Day Five Again! Peace Love Joy Believe.

Day 5 Revisited
A journal page a day isn't so hard to do unless you are sleep deprived, running around like a crazy woman trying to get the holiday preparations organized,   tying up loose ends on special orders, and distracted in a good way with friends and family, not that that's a description of me or anything ;)
  I did manage to illustrate the page yesterday and finish it this morning  and I really love it. It's bright, fun, whimsical, and speaks in the words to the season.
Peace
Love
Joy
Believe
Gratitude
 I remember the first year I left my retail job and started working for the bank. Christmas was sooooo wonderful that first year, the best I had in a long time because as you know or can imagine, when you work in retail, the holidays are non stop craziness. It's hard to enjoy the season when that is your busiest time of year. If you do have time to bake, it's at 11:30 at night when you get home......forget shopping...that happens in October or it doesn't  happen at all...maybe online but that's the only thing you have time for.  That first year I was still working full time but full time at the bank and full time in retail are two different things.  40-45 hours at the bank, 70-80 hours in retail.   I baked like there was no tomorrow and wrapped gifts like I worked for Nordstroms. It was heaven.     
Pure Bliss to have my life back again after many years of running, running, running during the holidays and the rest of the year for that matter.  
Now again, I'm here with a first....my first holiday spent working for myself. I work more than 80 hours now...but it never feels like work. I have time to do everything I want to do (for the most part)  and am doing it with a smile on face. I have time to reflect upon the season, reflect upon my year....looking forward to the future, and finding gratitude for all my..all of our blessings.  Life is truly good....even though I have a long way to go to become the artist, the person, the mother, the friend, I want to be....every day gets better. Some days we have set backs, other days we move far alone.  I've found out a lot about myself over this year...not just from leaving the bank and deciding to go off on my own as a full time artist...I've learned how to live a better life.  Being more generous when the situation calls for it.  To being more forgiving when I need to be, and for standing the line in other situations. Giving to others when your hand is needed....the light begins to shine brightly on you as well.

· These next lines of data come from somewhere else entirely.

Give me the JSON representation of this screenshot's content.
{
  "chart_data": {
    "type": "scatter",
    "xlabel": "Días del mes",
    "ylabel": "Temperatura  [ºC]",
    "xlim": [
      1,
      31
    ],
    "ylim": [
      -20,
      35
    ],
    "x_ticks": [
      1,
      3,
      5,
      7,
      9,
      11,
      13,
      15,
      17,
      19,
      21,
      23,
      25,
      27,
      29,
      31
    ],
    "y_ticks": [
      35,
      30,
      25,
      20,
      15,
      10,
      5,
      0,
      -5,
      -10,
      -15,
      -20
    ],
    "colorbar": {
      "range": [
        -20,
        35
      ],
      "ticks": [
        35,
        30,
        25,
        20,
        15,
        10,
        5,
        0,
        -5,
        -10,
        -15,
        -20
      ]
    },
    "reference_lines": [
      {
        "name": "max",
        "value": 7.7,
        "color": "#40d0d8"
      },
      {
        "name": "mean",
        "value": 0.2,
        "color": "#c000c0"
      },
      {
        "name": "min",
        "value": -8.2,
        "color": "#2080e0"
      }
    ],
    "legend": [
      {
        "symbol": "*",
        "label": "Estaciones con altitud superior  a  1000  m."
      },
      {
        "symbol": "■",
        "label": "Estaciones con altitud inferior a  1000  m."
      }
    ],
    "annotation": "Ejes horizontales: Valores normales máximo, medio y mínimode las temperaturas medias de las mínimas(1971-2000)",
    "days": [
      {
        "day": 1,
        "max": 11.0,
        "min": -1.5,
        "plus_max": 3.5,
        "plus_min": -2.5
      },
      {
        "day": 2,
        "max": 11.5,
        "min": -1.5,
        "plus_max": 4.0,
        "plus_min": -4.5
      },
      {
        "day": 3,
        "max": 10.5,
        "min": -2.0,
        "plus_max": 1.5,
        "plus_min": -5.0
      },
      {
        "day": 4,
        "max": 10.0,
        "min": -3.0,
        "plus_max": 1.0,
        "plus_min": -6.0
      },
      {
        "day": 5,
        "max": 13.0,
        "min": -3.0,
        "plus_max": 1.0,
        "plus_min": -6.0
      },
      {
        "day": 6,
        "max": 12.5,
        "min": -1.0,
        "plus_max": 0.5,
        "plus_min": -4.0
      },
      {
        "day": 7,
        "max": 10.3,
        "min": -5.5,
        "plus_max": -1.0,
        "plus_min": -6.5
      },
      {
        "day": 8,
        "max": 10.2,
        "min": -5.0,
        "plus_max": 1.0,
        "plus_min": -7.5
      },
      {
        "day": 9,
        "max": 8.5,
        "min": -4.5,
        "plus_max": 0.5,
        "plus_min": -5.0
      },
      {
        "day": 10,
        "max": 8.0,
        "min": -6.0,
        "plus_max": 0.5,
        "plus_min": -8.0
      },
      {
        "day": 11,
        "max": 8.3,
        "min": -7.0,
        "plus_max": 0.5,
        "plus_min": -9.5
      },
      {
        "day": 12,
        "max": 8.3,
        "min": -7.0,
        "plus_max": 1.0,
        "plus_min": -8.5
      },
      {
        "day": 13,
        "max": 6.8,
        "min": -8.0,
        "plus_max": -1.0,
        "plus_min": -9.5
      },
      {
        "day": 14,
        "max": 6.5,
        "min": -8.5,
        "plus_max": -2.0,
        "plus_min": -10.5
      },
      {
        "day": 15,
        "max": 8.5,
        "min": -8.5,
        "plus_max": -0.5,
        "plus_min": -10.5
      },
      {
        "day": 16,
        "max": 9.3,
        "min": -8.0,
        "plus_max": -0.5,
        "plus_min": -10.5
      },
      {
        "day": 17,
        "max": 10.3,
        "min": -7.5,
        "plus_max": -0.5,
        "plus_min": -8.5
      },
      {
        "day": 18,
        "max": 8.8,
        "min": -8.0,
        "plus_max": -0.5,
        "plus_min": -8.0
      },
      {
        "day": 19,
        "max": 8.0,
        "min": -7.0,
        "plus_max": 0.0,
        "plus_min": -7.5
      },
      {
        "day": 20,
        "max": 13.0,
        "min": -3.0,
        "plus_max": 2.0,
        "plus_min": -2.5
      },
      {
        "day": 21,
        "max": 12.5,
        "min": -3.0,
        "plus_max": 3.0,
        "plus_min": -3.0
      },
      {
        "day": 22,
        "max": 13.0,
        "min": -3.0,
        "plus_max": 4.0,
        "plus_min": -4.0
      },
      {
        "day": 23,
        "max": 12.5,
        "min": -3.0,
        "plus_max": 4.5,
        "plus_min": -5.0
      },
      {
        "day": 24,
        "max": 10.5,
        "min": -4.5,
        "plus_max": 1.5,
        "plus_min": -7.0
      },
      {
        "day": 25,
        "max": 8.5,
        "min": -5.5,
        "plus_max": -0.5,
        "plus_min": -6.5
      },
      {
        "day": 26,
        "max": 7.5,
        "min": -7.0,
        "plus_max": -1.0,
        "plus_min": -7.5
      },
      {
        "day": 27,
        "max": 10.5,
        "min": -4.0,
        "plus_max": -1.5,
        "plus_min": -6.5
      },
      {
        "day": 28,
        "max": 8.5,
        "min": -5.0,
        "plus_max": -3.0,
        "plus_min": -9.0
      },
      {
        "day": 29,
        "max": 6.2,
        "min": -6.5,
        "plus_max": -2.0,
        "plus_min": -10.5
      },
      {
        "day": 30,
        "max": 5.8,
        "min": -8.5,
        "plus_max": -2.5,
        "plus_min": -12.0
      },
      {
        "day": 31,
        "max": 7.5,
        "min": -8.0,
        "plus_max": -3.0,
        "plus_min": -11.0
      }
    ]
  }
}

2011 was (is) a turning point in my life.  I'm grateful for having the season to reflect and enjoy the fruits of our blessing.  Life goes by too fast to let those moments slip through your hands.  I'm ready for even bigger things in 2012 and beyond. I need my winter's nap right now...quiet time...time to plan, time to gather energy, and time to breathe, and time to be around those I love near and pause for a moment for those who are far away or no longer with us. It is because of you I am doing this.
Tis The Season.
Happy Holidays to all!

***

Today's prompt:
Find your holiday inspiration right in front of you...is it your tree, is it an ornament? Table top knick knack, stocking....sketch that and reflect upon your own thoughts of the season.  Enjoy!

2 comments :

Patti Edmon Artist said...

Love your pages - glad you're finding time:)
Have a wonderful holiday!

Teresa aka Tess said...

Love this journal page. Whimsical and bright and ohh so true.